Le texte de Jacob Stewart-Halevy s’intéresse quant à lui aux productions des artistes conceptuels, mais non pas pour en louer les qualités ou la manière dont leurs œuvres donnent à voir des concepts, mais plutôt afin de s’interroger sur l’écart existant entre leurs programmes de travail et l’exécution effective de ces programmes. Si les artistes qu’il évoque ont parfois prétendu mettre au point des protocoles qui puissent tenir lieu d’œuvre, les protocoles ont pourtant rarement été respectés par les artistes eux-mêmes.
Brynn Hatton entend elle aussi reconsidérer « l’histoire officielle » de l’art conceptuel, mais cette fois-ci en s’intéressant à un aspect souvent négligé de cette mouvance : sa forte politisation, dans le contexte de la Guerre du Vietnam. Son principal argument est que l’engagement des artistes les a conduit à développer des stratégies subversives dont on a pu retrouver des éléments dans des pratiques beaucoup plus récentes, jouant sur les attentes du public et visant à les mettre en échec.
La contribution d’Ancuta Mortu vise à mettre en perspective la vogue de l’art conceptuel et celle de certaines théories de la communication à la fin des années 1960 et au début des années 1970 (Abraham Moles, Max Bense). Il s’agit notamment pour elle de montrer les affinités entre le fonctionnement des œuvres conceptuelles et les dispositifs de communication.

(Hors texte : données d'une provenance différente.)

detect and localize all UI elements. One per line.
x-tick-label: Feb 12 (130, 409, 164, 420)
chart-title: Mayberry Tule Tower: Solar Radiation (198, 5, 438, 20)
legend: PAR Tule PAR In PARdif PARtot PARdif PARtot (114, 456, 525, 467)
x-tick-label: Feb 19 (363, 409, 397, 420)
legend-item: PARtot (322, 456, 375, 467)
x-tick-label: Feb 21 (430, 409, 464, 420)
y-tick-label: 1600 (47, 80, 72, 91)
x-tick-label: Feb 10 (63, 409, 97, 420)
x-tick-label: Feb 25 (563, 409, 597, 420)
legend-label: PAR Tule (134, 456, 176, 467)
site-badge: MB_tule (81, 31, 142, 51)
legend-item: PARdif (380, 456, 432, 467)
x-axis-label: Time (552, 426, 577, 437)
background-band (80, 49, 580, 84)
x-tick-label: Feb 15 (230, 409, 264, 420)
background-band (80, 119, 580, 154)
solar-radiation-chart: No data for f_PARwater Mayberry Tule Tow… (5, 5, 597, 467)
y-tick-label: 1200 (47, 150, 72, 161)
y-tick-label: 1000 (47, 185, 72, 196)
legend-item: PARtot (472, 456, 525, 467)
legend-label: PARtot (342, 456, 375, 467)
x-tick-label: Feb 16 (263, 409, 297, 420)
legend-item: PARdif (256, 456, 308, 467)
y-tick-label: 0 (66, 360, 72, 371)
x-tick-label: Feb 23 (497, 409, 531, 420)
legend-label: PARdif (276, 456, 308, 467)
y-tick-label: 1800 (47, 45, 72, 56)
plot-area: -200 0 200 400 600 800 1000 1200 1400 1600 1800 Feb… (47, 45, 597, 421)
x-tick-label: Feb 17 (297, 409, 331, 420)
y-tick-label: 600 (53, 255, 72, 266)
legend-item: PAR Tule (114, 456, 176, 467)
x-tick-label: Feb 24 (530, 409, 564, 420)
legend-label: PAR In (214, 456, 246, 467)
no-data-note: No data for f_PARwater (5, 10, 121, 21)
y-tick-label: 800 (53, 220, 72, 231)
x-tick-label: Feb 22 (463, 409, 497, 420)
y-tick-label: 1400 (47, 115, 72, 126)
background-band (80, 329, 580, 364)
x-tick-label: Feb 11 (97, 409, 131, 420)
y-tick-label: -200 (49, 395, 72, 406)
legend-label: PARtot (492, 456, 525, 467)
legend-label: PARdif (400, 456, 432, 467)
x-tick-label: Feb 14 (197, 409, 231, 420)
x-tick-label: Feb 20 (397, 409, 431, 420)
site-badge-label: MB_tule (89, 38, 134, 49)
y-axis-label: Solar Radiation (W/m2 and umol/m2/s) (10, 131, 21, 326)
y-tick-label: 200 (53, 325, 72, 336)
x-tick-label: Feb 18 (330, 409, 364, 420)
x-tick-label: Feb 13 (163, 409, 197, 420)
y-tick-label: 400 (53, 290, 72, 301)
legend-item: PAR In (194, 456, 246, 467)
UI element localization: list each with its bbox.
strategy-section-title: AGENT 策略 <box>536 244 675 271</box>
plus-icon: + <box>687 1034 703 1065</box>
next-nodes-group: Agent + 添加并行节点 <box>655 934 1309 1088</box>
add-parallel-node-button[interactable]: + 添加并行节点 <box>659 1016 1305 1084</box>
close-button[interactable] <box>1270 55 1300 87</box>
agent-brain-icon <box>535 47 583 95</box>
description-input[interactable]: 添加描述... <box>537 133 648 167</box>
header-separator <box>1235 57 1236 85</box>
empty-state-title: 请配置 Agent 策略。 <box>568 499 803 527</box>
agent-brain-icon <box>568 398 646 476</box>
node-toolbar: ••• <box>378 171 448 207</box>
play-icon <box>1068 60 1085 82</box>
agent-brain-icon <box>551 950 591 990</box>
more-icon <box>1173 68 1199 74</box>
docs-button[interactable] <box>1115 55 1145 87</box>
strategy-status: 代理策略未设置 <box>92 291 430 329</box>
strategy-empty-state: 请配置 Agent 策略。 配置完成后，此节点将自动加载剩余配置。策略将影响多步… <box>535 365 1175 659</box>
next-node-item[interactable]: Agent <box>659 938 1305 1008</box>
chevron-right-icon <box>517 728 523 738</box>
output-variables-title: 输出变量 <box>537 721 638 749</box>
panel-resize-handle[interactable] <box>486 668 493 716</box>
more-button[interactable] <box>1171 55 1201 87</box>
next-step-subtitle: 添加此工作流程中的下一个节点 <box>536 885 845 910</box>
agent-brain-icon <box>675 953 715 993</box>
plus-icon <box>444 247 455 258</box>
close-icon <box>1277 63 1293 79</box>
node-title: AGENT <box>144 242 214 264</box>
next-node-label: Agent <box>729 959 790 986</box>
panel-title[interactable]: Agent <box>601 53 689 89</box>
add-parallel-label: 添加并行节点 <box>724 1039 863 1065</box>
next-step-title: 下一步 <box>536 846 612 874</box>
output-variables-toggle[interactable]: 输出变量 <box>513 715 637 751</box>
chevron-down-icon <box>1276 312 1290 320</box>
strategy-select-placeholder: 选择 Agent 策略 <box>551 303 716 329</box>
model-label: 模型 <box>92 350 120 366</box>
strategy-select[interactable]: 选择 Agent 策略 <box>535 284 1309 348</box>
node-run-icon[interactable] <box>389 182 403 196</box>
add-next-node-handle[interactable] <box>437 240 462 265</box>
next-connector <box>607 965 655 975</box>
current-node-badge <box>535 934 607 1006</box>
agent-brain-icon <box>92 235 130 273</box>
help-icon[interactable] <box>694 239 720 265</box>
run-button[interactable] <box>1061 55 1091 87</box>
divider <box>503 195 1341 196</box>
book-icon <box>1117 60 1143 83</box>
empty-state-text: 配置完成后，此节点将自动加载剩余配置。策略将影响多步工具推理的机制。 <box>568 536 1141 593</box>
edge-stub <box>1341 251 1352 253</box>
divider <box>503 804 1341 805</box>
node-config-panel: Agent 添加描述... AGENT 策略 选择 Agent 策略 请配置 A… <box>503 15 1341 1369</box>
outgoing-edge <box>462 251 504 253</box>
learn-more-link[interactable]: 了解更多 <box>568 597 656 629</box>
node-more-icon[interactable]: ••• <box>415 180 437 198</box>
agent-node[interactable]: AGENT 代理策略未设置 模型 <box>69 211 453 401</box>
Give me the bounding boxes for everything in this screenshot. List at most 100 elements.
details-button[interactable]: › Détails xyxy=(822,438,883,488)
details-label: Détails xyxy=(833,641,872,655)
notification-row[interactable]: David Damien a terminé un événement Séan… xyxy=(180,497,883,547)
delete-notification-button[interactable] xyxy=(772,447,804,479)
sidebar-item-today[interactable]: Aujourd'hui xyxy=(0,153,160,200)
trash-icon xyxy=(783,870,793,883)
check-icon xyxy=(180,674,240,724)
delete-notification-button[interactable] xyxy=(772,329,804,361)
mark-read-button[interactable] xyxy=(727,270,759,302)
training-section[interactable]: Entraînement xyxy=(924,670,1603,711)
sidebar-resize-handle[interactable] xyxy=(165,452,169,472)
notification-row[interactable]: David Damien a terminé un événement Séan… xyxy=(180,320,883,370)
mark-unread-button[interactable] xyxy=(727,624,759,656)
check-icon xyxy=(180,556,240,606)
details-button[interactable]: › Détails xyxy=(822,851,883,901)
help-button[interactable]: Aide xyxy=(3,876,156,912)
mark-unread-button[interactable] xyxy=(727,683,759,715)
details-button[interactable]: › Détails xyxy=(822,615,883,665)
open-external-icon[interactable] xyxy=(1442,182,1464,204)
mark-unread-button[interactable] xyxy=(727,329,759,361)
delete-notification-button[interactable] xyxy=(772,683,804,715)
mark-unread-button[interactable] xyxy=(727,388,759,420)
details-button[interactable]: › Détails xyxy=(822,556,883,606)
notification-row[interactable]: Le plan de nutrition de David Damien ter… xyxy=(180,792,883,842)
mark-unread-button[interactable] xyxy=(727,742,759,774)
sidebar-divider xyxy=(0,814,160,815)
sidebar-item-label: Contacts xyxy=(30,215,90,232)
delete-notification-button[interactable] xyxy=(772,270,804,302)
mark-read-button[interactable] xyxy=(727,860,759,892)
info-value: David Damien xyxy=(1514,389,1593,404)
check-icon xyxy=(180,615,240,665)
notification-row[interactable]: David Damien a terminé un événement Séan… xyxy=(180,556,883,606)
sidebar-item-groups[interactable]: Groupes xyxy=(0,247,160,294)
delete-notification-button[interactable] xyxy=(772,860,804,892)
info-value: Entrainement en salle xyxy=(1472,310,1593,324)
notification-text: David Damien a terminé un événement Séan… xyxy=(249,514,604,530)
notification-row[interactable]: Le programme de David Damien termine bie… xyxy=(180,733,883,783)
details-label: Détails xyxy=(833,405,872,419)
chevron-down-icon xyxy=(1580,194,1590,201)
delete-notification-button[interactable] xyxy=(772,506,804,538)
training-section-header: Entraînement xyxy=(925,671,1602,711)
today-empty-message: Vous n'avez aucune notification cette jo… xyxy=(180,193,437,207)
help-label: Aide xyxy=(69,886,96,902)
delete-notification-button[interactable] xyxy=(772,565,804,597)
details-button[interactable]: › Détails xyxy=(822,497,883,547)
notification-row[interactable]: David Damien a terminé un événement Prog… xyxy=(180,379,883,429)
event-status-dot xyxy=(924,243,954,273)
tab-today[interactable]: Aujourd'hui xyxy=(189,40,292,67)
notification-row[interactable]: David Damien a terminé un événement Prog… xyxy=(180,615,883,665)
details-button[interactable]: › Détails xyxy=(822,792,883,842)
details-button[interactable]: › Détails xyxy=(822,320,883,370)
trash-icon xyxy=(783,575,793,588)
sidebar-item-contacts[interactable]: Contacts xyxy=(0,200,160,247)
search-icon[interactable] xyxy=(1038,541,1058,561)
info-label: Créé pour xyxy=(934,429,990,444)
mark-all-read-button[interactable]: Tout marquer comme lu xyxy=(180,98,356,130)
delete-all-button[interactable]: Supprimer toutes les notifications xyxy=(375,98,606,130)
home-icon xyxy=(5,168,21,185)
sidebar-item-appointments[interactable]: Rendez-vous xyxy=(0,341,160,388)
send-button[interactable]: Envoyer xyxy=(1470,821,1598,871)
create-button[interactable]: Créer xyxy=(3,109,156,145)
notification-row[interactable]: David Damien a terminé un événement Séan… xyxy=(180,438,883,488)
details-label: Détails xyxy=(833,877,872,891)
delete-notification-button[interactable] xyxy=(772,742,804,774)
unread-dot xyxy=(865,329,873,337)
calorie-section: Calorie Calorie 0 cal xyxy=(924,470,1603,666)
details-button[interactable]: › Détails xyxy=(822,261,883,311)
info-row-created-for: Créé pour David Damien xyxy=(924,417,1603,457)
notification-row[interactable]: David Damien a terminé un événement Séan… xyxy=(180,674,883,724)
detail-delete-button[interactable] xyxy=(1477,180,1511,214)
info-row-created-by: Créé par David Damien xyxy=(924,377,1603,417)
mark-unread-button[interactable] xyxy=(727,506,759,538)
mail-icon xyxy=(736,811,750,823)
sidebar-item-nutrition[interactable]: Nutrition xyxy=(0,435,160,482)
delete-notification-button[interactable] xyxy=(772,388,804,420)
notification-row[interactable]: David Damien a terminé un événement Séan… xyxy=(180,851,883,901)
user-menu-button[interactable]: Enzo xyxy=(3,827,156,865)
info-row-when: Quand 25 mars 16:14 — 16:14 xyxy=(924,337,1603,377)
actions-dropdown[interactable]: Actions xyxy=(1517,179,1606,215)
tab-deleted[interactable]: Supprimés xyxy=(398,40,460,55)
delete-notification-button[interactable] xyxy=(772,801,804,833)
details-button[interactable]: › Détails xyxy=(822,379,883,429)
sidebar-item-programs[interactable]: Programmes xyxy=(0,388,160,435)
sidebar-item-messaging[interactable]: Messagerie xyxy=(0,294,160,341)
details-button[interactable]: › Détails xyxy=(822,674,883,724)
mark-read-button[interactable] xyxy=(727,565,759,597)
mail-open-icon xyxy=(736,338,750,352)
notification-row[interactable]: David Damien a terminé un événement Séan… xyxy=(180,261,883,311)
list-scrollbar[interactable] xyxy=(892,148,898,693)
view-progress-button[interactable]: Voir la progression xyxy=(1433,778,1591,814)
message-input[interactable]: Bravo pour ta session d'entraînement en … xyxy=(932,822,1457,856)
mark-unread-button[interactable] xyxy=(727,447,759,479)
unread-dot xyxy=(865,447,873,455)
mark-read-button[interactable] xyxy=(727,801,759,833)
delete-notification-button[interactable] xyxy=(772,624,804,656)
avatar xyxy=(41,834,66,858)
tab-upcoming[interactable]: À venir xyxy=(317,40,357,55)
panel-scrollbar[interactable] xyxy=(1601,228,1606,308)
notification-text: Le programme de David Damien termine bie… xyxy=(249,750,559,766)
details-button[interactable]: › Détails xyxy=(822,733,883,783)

Pascal Mougin s’interroge quant à lui sur la notion de littérature conceptuelle et sur l’éventualité d’une relation d’équivalence entre les démarches conceptuelles dans le champ des arts plastiques et le domaine de la littérature. Sa contribution donne à penser que l’attribution du prédicat conceptuel à des œuvres d’art, quel que soit leur domaine de référence, ne va jamais de soi : ainsi la littérature à contraintes de Perec ressemble peut-être à certaines démarches d’artistes conceptuels mais elle reste pourtant proche d’œuvres littéraires, même classiques, se situant davantage dans une relation de continuité que de rupture.
Afin de compléter ce dossier, nous publions le témoignage de la conservatrice-restauratrice Zoë Renaudie, dont le domaine de compétence est l’art contemporain et qui a réalisé une étude sur les problèmes posés par la reconstitution d’expositions, notamment « Feux pâles » de Philippe Thomas. S’ajoute un entretien de Lison Noël avec Anaël Lejeune, autour de son dernier ouvrage sur la question de la théorie dans l’art conceptuel.
Dans ce numéro figurent enfin deux portfolios d’artistes, de générations différentes : l’artiste conceptuel On Kawara et le jeune artiste Louis Matton.